物证都有,知县大人派人去核查一番,卢玉昌就下了狱。
那边一下狱,楚云梨就知道了,彼时她正看着医书,边上莲月也拿着书,这姑娘学不了医,只喜欢看些诗词歌赋,还喜欢练武。
而外间,卢长久也在看书,隔着一堵墙听到了底下人的禀告后,笑着进门,“爹说很快,果然很快。”
“你爹还是很靠谱的。”楚云梨笑着道。
听到赞她爹,卢长久很有些高兴,又问,“奶娘,那我们何时启程?”
“不急。”楚云梨想了想,“一个月后。
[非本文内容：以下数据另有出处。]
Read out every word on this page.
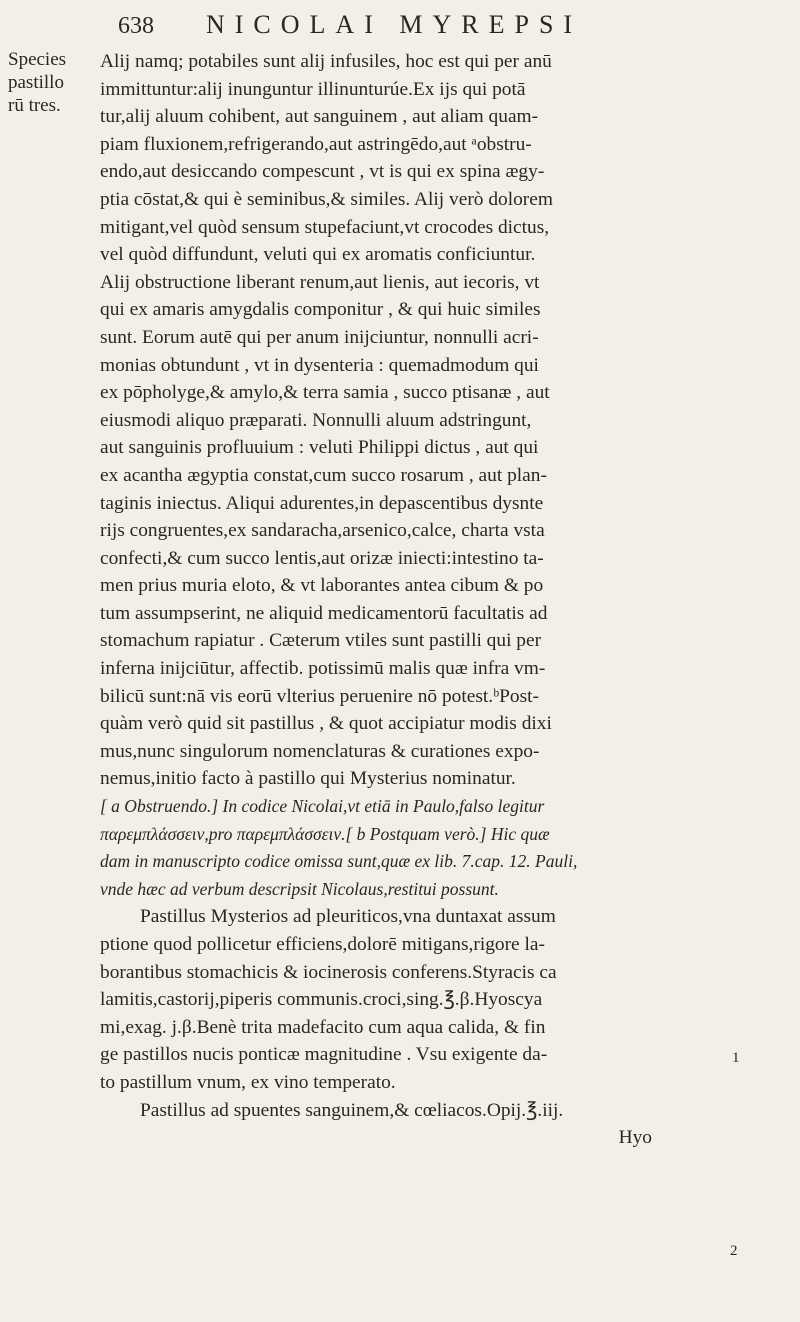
638 NICOLAI MYREPSI
Species
pastillo
rū tres.
Alij namq; potabiles sunt alij infusiles, hoc est qui per anū
immittuntur:alij inunguntur illinunturúe.Ex ijs qui potā
tur,alij aluum cohibent, aut sanguinem , aut aliam quam-
piam fluxionem,refrigerando,aut astringēdo,aut ᵃobstru-
endo,aut desiccando compescunt , vt is qui ex spina ægy-
ptia cōstat,& qui è seminibus,& similes. Alij verò dolorem
mitigant,vel quòd sensum stupefaciunt,vt crocodes dictus,
vel quòd diffundunt, veluti qui ex aromatis conficiuntur.
Alij obstructione liberant renum,aut lienis, aut iecoris, vt
qui ex amaris amygdalis componitur , & qui huic similes
sunt. Eorum autē qui per anum inijciuntur, nonnulli acri-
monias obtundunt , vt in dysenteria : quemadmodum qui
ex pōpholyge,& amylo,& terra samia , succo ptisanæ , aut
eiusmodi aliquo præparati. Nonnulli aluum adstringunt,
aut sanguinis profluuium : veluti Philippi dictus , aut qui
ex acantha ægyptia constat,cum succo rosarum , aut plan-
taginis iniectus. Aliqui adurentes,in depascentibus dysnte
rijs congruentes,ex sandaracha,arsenico,calce, charta vsta
confecti,& cum succo lentis,aut orizæ iniecti:intestino ta-
men prius muria eloto, & vt laborantes antea cibum & po
tum assumpserint, ne aliquid medicamentorū facultatis ad
stomachum rapiatur . Cæterum vtiles sunt pastilli qui per
inferna inijciūtur, affectib. potissimū malis quæ infra vm-
bilicū sunt:nā vis eorū vlterius peruenire nō potest.ᵇPost-
quàm verò quid sit pastillus , & quot accipiatur modis dixi
mus,nunc singulorum nomenclaturas & curationes expo-
nemus,initio facto à pastillo qui Mysterius nominatur.
[ a Obstruendo.] In codice Nicolai,vt etiā in Paulo,falso legitur
παρεμπλάσσειν,pro παρεμπλάσσειν.[ b Postquam verò.] Hic quæ
dam in manuscripto codice omissa sunt,quæ ex lib. 7.cap. 12. Pauli,
vnde hæc ad verbum descripsit Nicolaus,restitui possunt.
Pastillus Mysterios ad pleuriticos,vna duntaxat assum
ptione quod pollicetur efficiens,dolorē mitigans,rigore la-
borantibus stomachicis & iocinerosis conferens.Styracis ca
lamitis,castorij,piperis communis.croci,sing.℥.β.Hyoscya
mi,exag. j.β.Benè trita madefacito cum aqua calida, & fin
ge pastillos nucis ponticæ magnitudine . Vsu exigente da-
to pastillum vnum, ex vino temperato.
Pastillus ad spuentes sanguinem,& cœliacos.Opij.℥.iij.
Hyo
1
2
”
本来他们去书院也不是非要找夫子求学,卢长久想要去,也是因为自小就没有离开家,想要出去看看外面,到底是孩子,对外头的一切都很好奇。
就在午后,楚云梨靠在软榻上午睡,小丫头进门来禀告,“奶娘,您让奴婢盯着前院,三太太果然来了。”
卢玉昌都下狱了,李红樱不来才是怪事。
这么些年来,李家都在走下坡路,包括吴家也是,他们几回想要教训卢玉州,到底没能快过他,这十年下来,基本上已经算不上豪富,只算是一般富商,甚至还比不上卢玉昌。
楚云梨起身去了前院书房,基本上现在府中对她的动静注意的人多,但想要拦她的一个都没有。
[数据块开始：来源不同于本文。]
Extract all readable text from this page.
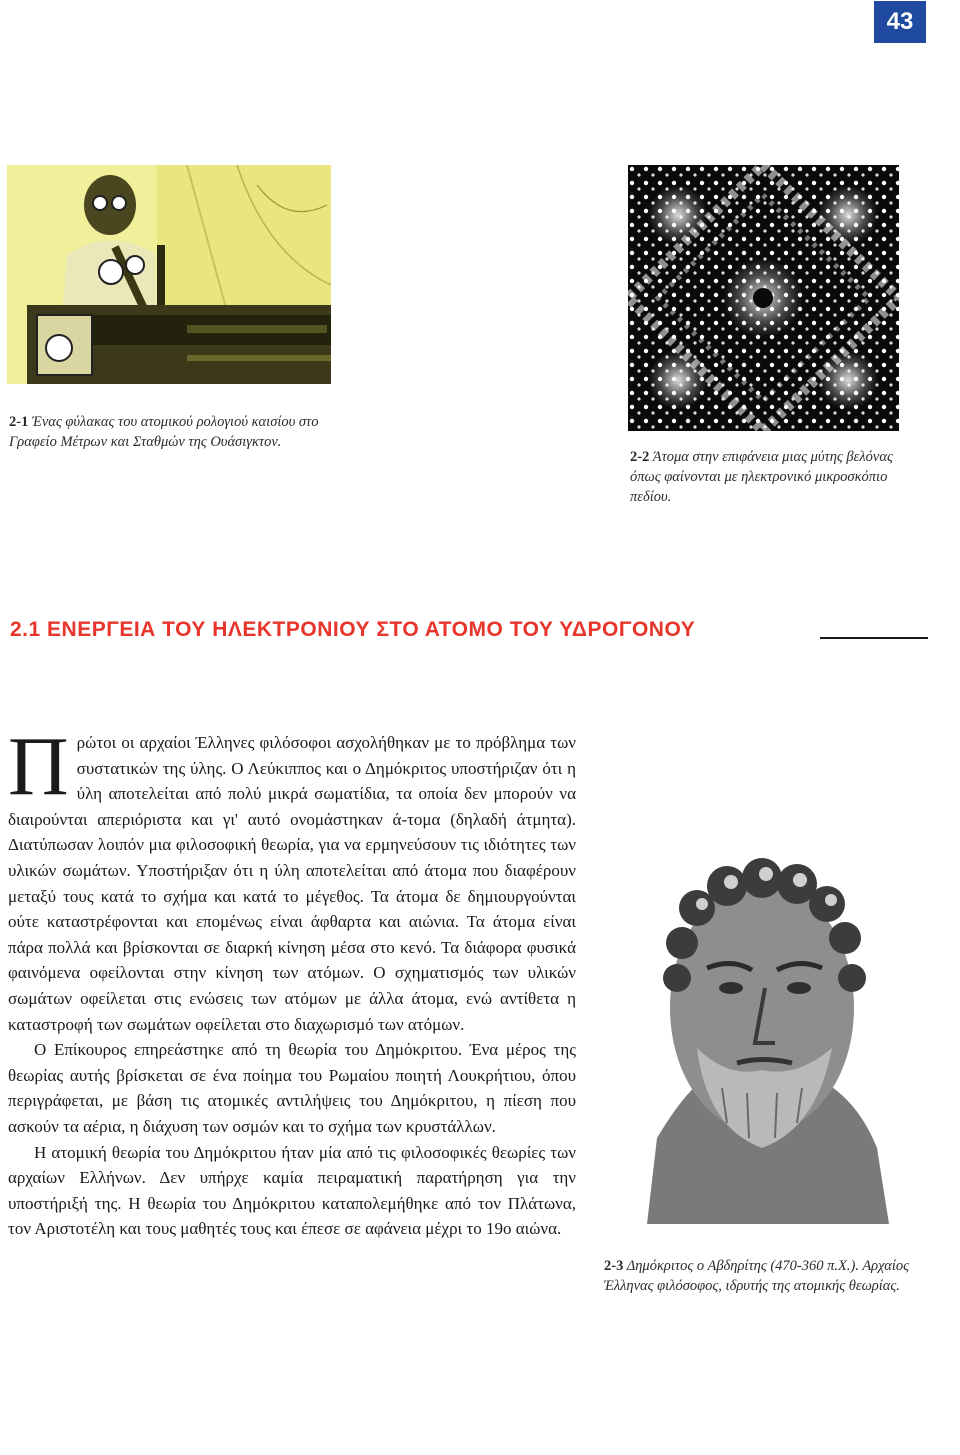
43
2-1 Ένας φύλακας του ατομικού ρολογιού καισίου στο Γραφείο Μέτρων και Σταθμών της Ουάσιγκτον.
2-2 Άτομα στην επιφάνεια μιας μύτης βελόνας όπως φαίνονται με ηλεκτρονικό μικροσκόπιο πεδίου.
2-3 Δημόκριτος ο Αβδηρίτης (470-360 π.Χ.). Αρχαίος Έλληνας φιλόσοφος, ιδρυτής της ατομικής θεωρίας.
2.1 ΕΝΕΡΓΕΙΑ ΤΟΥ ΗΛΕΚΤΡΟΝΙΟΥ ΣΤΟ ΑΤΟΜΟ ΤΟΥ ΥΔΡΟΓΟΝΟΥ

Πρώτοι οι αρχαίοι Έλληνες φιλόσοφοι ασχολήθηκαν με το πρόβλημα των συστατικών της ύλης. Ο Λεύκιππος και ο Δημόκριτος υποστήριζαν ότι η ύλη αποτελείται από πολύ μικρά σωματίδια, τα οποία δεν μπορούν να διαιρούνται απεριόριστα και γι' αυτό ονομάστηκαν ά-τομα (δηλαδή άτμητα). Διατύπωσαν λοιπόν μια φιλοσοφική θεωρία, για να ερμηνεύσουν τις ιδιότητες των υλικών σωμάτων. Υποστήριξαν ότι η ύλη αποτελείται από άτομα που διαφέρουν μεταξύ τους κατά το σχήμα και κατά το μέγεθος. Τα άτομα δε δημιουργούνται ούτε καταστρέφονται και επομένως είναι άφθαρτα και αιώνια. Τα άτομα είναι πάρα πολλά και βρίσκονται σε διαρκή κίνηση μέσα στο κενό. Τα διάφορα φυσικά φαινόμενα οφείλονται στην κίνηση των ατόμων. Ο σχηματισμός των υλικών σωμάτων οφείλεται στις ενώσεις των ατόμων με άλλα άτομα, ενώ αντίθετα η καταστροφή των σωμάτων οφείλεται στο διαχωρισμό των ατόμων.

Ο Επίκουρος επηρεάστηκε από τη θεωρία του Δημόκριτου. Ένα μέρος της θεωρίας αυτής βρίσκεται σε ένα ποίημα του Ρωμαίου ποιητή Λουκρήτιου, όπου περιγράφεται, με βάση τις ατομικές αντιλήψεις του Δημόκριτου, η πίεση που ασκούν τα αέρια, η διάχυση των οσμών και το σχήμα των κρυστάλλων.

Η ατομική θεωρία του Δημόκριτου ήταν μία από τις φιλοσοφικές θεωρίες των αρχαίων Ελλήνων. Δεν υπήρχε καμία πειραματική παρατήρηση για την υποστήριξή της. Η θεωρία του Δημόκριτου καταπολεμήθηκε από τον Πλάτωνα, τον Αριστοτέλη και τους μαθητές τους και έπεσε σε αφάνεια μέχρι το 19ο αιώνα.
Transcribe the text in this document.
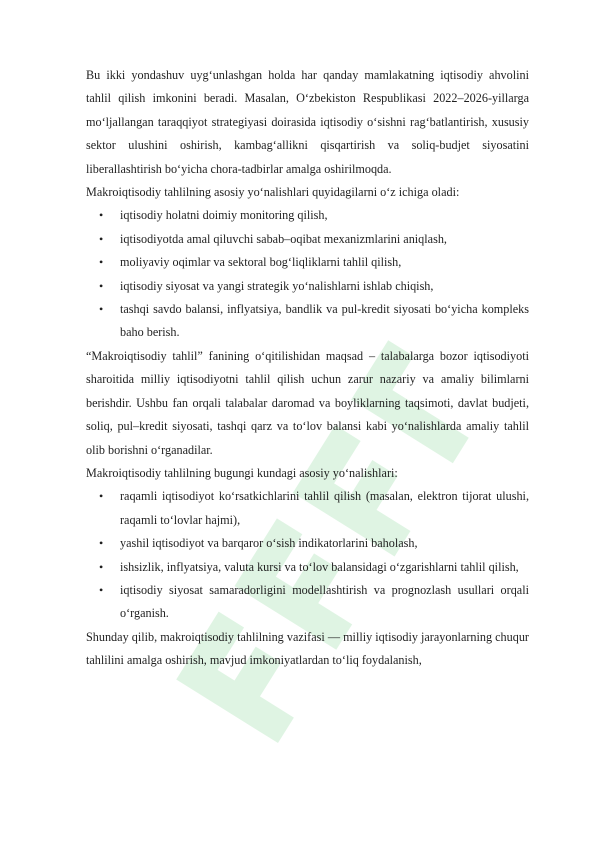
Bu ikki yondashuv uyg‘unlashgan holda har qanday mamlakatning iqtisodiy ahvolini tahlil qilish imkonini beradi. Masalan, O‘zbekiston Respublikasi 2022–2026-yillarga mo‘ljallangan taraqqiyot strategiyasi doirasida iqtisodiy o‘sishni rag‘batlantirish, xususiy sektor ulushini oshirish, kambag‘allikni qisqartirish va soliq-budjet siyosatini liberallashtirish bo‘yicha chora-tadbirlar amalga oshirilmoqda.

Makroiqtisodiy tahlilning asosiy yo‘nalishlari quyidagilarni o‘z ichiga oladi:

• iqtisodiy holatni doimiy monitoring qilish,
• iqtisodiyotda amal qiluvchi sabab–oqibat mexanizmlarini aniqlash,
• moliyaviy oqimlar va sektoral bog‘liqliklarni tahlil qilish,
• iqtisodiy siyosat va yangi strategik yo‘nalishlarni ishlab chiqish,
• tashqi savdo balansi, inflyatsiya, bandlik va pul-kredit siyosati bo‘yicha kompleks baho berish.

“Makroiqtisodiy tahlil” fanining o‘qitilishidan maqsad – talabalarga bozor iqtisodiyoti sharoitida milliy iqtisodiyotni tahlil qilish uchun zarur nazariy va amaliy bilimlarni berishdir. Ushbu fan orqali talabalar daromad va boyliklarning taqsimoti, davlat budjeti, soliq, pul–kredit siyosati, tashqi qarz va to‘lov balansi kabi yo‘nalishlarda amaliy tahlil olib borishni o‘rganadilar.

Makroiqtisodiy tahlilning bugungi kundagi asosiy yo‘nalishlari:

• raqamli iqtisodiyot ko‘rsatkichlarini tahlil qilish (masalan, elektron tijorat ulushi, raqamli to‘lovlar hajmi),
• yashil iqtisodiyot va barqaror o‘sish indikatorlarini baholash,
• ishsizlik, inflyatsiya, valuta kursi va to‘lov balansidagi o‘zgarishlarni tahlil qilish,
• iqtisodiy siyosat samaradorligini modellashtirish va prognozlash usullari orqali o‘rganish.

Shunday qilib, makroiqtisodiy tahlilning vazifasi — milliy iqtisodiy jarayonlarning chuqur tahlilini amalga oshirish, mavjud imkoniyatlardan to‘liq foydalanish,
一路上挺顺利,她直接到了前院书房门口,一眼就看到书房中李红樱满脸是泪,字字泣血的质问,“你非要害得我们家破人亡才好吗?”
“枉我当初对你一片心意,没想到你这样铁石心肠。那是你的三弟,你就这样害死了他,我怎么办?几个孩子怎么办?”
越说眼泪落的越凶。
楚云梨哑然,这乍一看不像是弟媳妇质问大哥,倒像是被辜负的女人回来找负心汉,这么多年了,李红樱愣是还没放下这心思。
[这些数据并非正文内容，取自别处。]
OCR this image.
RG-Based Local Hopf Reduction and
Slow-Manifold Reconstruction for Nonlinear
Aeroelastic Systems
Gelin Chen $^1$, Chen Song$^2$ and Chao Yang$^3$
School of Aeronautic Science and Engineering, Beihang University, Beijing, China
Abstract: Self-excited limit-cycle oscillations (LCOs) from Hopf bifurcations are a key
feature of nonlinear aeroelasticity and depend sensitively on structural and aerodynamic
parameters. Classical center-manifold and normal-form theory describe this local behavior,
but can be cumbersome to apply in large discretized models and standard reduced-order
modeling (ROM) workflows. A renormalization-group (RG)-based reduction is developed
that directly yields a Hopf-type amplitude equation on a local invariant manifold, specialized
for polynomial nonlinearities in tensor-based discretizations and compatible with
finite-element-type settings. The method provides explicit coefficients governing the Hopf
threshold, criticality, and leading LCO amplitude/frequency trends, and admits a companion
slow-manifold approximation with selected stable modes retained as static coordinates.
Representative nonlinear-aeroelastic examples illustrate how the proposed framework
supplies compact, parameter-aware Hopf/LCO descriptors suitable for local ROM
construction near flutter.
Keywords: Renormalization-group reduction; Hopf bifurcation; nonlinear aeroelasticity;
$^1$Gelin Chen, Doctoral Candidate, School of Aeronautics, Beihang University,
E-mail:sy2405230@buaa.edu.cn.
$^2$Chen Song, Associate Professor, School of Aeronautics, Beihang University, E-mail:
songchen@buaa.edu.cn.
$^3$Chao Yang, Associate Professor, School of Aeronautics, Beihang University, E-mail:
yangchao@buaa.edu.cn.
“他害长久,想要让我断子绝孙,我怎么对他都不过分。至于兄弟情分,他都没那玩意儿,我怎么会有?”卢玉州语气平淡,甚至带着微微的笑意,“你以为你又多干净吗?”
“信不信我再往县衙去一趟,然后让你们夫妻团聚?”
听到这话,李红樱哭声一顿,她认认真真仔细看他眉眼,问,“你对我,当真没有一点,哪怕一点的爱慕的心思吗?”
“没有!”卢玉州语气平淡,“你是我三弟妹。我做不出那种恶心的事。”
“可我一开始不是你三弟妹。”李红樱几乎是大喊出声,“我从未想过嫁给玉昌,一直我心悦的人都是你。”
卢玉州眉眼沉冷,“你们孩子都生了三个了,现在说这种话,只会让我恶心。”
他看向门口的楚云梨,温和下来,“你怎么来了?”
楚云梨站在门口,李红樱一回头就看到了她,且看她模样不像是刚来,也就是说,方才她的狼狈全都被她看入眼中。想到什么,她伸手一指门口的楚云梨,“你不娶我,是不是因为她?”
其实楚云梨跑这一趟,是想要试探一下关于毒害卢长久之事这女人有没有插手,虽然有卢玉州在前面顶着,但她也没忘记,保护两个孩子是她的任务,对付一个李红樱,对她来说还是很简单的。
但她没想到这女人疯成这样,凡是靠近卢玉州的女人,她都觉得有问题。
卢玉州看了一眼门口处和当年一样的女人,其实这么多年,他们两人之间已经是友人了,且还是可以交托后背托付后事的那种。
要说旖旎心思,这些年中间有过,但最后还是归于平淡。他不确定自己和她有了更深的牵扯后,她对久儿是否还有这样上心,权衡利弊之下,他当然就敛了那些心思。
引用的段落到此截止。